Saturday, February 18, 2012

Hennepin, Brewery Ommegang

Over four fifths of Americans and almost three quarters of Europeans live in cities.  In many ways these cities are mankind's crowning achievement.  The stark differences between nature and metropolis lead Agent Smith from the Matrix to deem humans not mammals.  But for some reason we look to rural life and pine for its simplicity.  It's easy to forget that we probably had good reasons to move out.  We picture a rural life that used to look like this,

homemade crepes
Home made crepes with toasted walnuts and hazelnut spread.

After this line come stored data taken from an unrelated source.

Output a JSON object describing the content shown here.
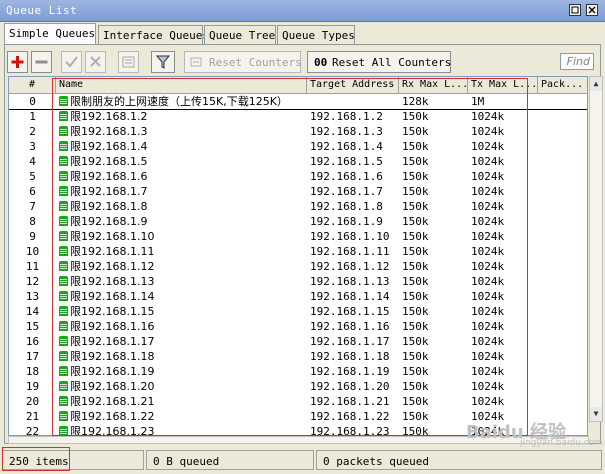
{
  "window": {
    "title": "Queue List"
  },
  "tabs": [
    {
      "label": "Simple Queues",
      "active": true
    },
    {
      "label": "Interface Queues",
      "active": false
    },
    {
      "label": "Queue Tree",
      "active": false
    },
    {
      "label": "Queue Types",
      "active": false
    }
  ],
  "toolbar": {
    "add_icon": "plus-icon",
    "remove_icon": "minus-icon",
    "enable_icon": "check-icon",
    "disable_icon": "x-icon",
    "comment_icon": "note-icon",
    "filter_icon": "filter-icon",
    "reset_counters": "Reset Counters",
    "reset_all_prefix": "00",
    "reset_all_counters": "Reset All Counters",
    "find_placeholder": "Find"
  },
  "columns": {
    "index": "#",
    "name": "Name",
    "target": "Target Address",
    "rx": "Rx Max L...",
    "tx": "Tx Max L...",
    "pack": "Pack..."
  },
  "rows": [
    {
      "idx": "0",
      "name": "限制朋友的上网速度（上传15K,下载125K）",
      "target": "",
      "rx": "128k",
      "tx": "1M"
    },
    {
      "idx": "1",
      "name": "限192.168.1.2",
      "target": "192.168.1.2",
      "rx": "150k",
      "tx": "1024k"
    },
    {
      "idx": "2",
      "name": "限192.168.1.3",
      "target": "192.168.1.3",
      "rx": "150k",
      "tx": "1024k"
    },
    {
      "idx": "3",
      "name": "限192.168.1.4",
      "target": "192.168.1.4",
      "rx": "150k",
      "tx": "1024k"
    },
    {
      "idx": "4",
      "name": "限192.168.1.5",
      "target": "192.168.1.5",
      "rx": "150k",
      "tx": "1024k"
    },
    {
      "idx": "5",
      "name": "限192.168.1.6",
      "target": "192.168.1.6",
      "rx": "150k",
      "tx": "1024k"
    },
    {
      "idx": "6",
      "name": "限192.168.1.7",
      "target": "192.168.1.7",
      "rx": "150k",
      "tx": "1024k"
    },
    {
      "idx": "7",
      "name": "限192.168.1.8",
      "target": "192.168.1.8",
      "rx": "150k",
      "tx": "1024k"
    },
    {
      "idx": "8",
      "name": "限192.168.1.9",
      "target": "192.168.1.9",
      "rx": "150k",
      "tx": "1024k"
    },
    {
      "idx": "9",
      "name": "限192.168.1.10",
      "target": "192.168.1.10",
      "rx": "150k",
      "tx": "1024k"
    },
    {
      "idx": "10",
      "name": "限192.168.1.11",
      "target": "192.168.1.11",
      "rx": "150k",
      "tx": "1024k"
    },
    {
      "idx": "11",
      "name": "限192.168.1.12",
      "target": "192.168.1.12",
      "rx": "150k",
      "tx": "1024k"
    },
    {
      "idx": "12",
      "name": "限192.168.1.13",
      "target": "192.168.1.13",
      "rx": "150k",
      "tx": "1024k"
    },
    {
      "idx": "13",
      "name": "限192.168.1.14",
      "target": "192.168.1.14",
      "rx": "150k",
      "tx": "1024k"
    },
    {
      "idx": "14",
      "name": "限192.168.1.15",
      "target": "192.168.1.15",
      "rx": "150k",
      "tx": "1024k"
    },
    {
      "idx": "15",
      "name": "限192.168.1.16",
      "target": "192.168.1.16",
      "rx": "150k",
      "tx": "1024k"
    },
    {
      "idx": "16",
      "name": "限192.168.1.17",
      "target": "192.168.1.17",
      "rx": "150k",
      "tx": "1024k"
    },
    {
      "idx": "17",
      "name": "限192.168.1.18",
      "target": "192.168.1.18",
      "rx": "150k",
      "tx": "1024k"
    },
    {
      "idx": "18",
      "name": "限192.168.1.19",
      "target": "192.168.1.19",
      "rx": "150k",
      "tx": "1024k"
    },
    {
      "idx": "19",
      "name": "限192.168.1.20",
      "target": "192.168.1.20",
      "rx": "150k",
      "tx": "1024k"
    },
    {
      "idx": "20",
      "name": "限192.168.1.21",
      "target": "192.168.1.21",
      "rx": "150k",
      "tx": "1024k"
    },
    {
      "idx": "21",
      "name": "限192.168.1.22",
      "target": "192.168.1.22",
      "rx": "150k",
      "tx": "1024k"
    },
    {
      "idx": "22",
      "name": "限192.168.1.23",
      "target": "192.168.1.23",
      "rx": "150k",
      "tx": "1024k"
    }
  ],
  "status": {
    "items": "250 items",
    "bytes": "0 B queued",
    "packets": "0 packets queued"
  },
  "watermark": {
    "main": "Baidu 经验",
    "sub": "jingyan.baidu.com"
  }
}
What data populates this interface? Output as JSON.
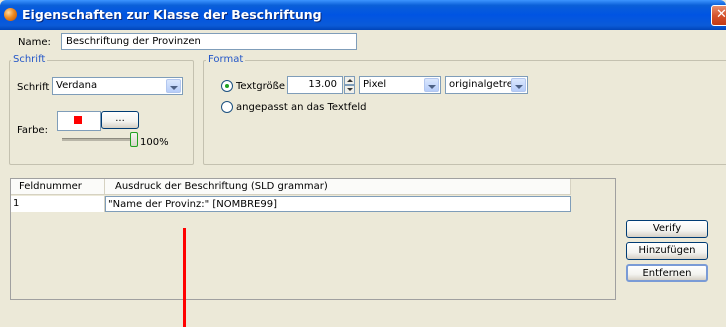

when it really looks and probably has always looked more like this.

sketchy omelette
Broccoli omelette with cheese.  (At a restaurant.)

The point is, we connect rurality to high quality when quite often it's the other way around.  Now our image of the idyllic, wholesome countryside is not all in our heads.  There are places where it does exist, but it feeds off the productivity of city dwellers, either through sales or via the equipment that makes economies of scale in farming possible.  Today's beer is a saison, which is a style that lives in this idyllic countryside.  An alternative name for saison is farmhouse ale, referring to the agrarian Belgians that created it as a drink for summer and harvest days spent out working the fields.  However, to believe their farmhouse ales are the same as the ones we have today would require you to ascribe to the idea that people in the past were fundamentally different than those in the present.  I think it's the beer that's changed.  The beer I will be tasting was made in New York by Brewery Ommegang, not Belgium, but it'll represent the modern state of saison.  After all, Ommegang is owned by Moortgat, the Belgian makers of Duvel.  If it's good enough for Duvel, it's good enough for me!

Brewery Ommegang Hennepin
Brewery Ommegang's Hennepin

First off, take a look at that glass.  Does that look like the kind of glass you have just sitting around in you knapsack while you cut wheat or detassel corn?  The aroma is incredibly complex.  The yeast produce bready notes and the lemony, fruity fragrances of Belgian beers.  For a field hand of any era, these smells are a far cry from those found in the bud lights of today's working man.  Time for the sip.  ...  Oh dear.  ... I don't think I can go back to work.  It's just so good.  The balance is masterful.  It's like a balsamic vinaigrette in that the flavors are intertwined, but don't completely blend together.  There's a sharp bite and a smooth maltiness but they don't counteract each other where they overlap.  Instead, you've got dueling sensations that meet more like a choreographed dance than a fight.  Think Crouching Tiger Hidden Dragon.  It'll take my entire lunch break to finish it and then I'll just want another.  Which leads to the next reason this can't be the original saison.  At 7.7% ABV this beer is definitely not sessionable.  I'm not going to down two or three of these and go back to work at full productivity.  No, the saison of old Belgium clocked in more around 3.5% or lower.  Finally there's the price.  Ten bucks a four pack is not exactly gonna get you picked up and taken to a work site.  So if the modern saison is a working man's beer, that working man is now a CPA or lawyer.  And that very well could be the case.  Only 2.6% of Belgians live in rural areas today.  Maybe that's why the style is so hoity toity.

But seriously, this is a really good beer.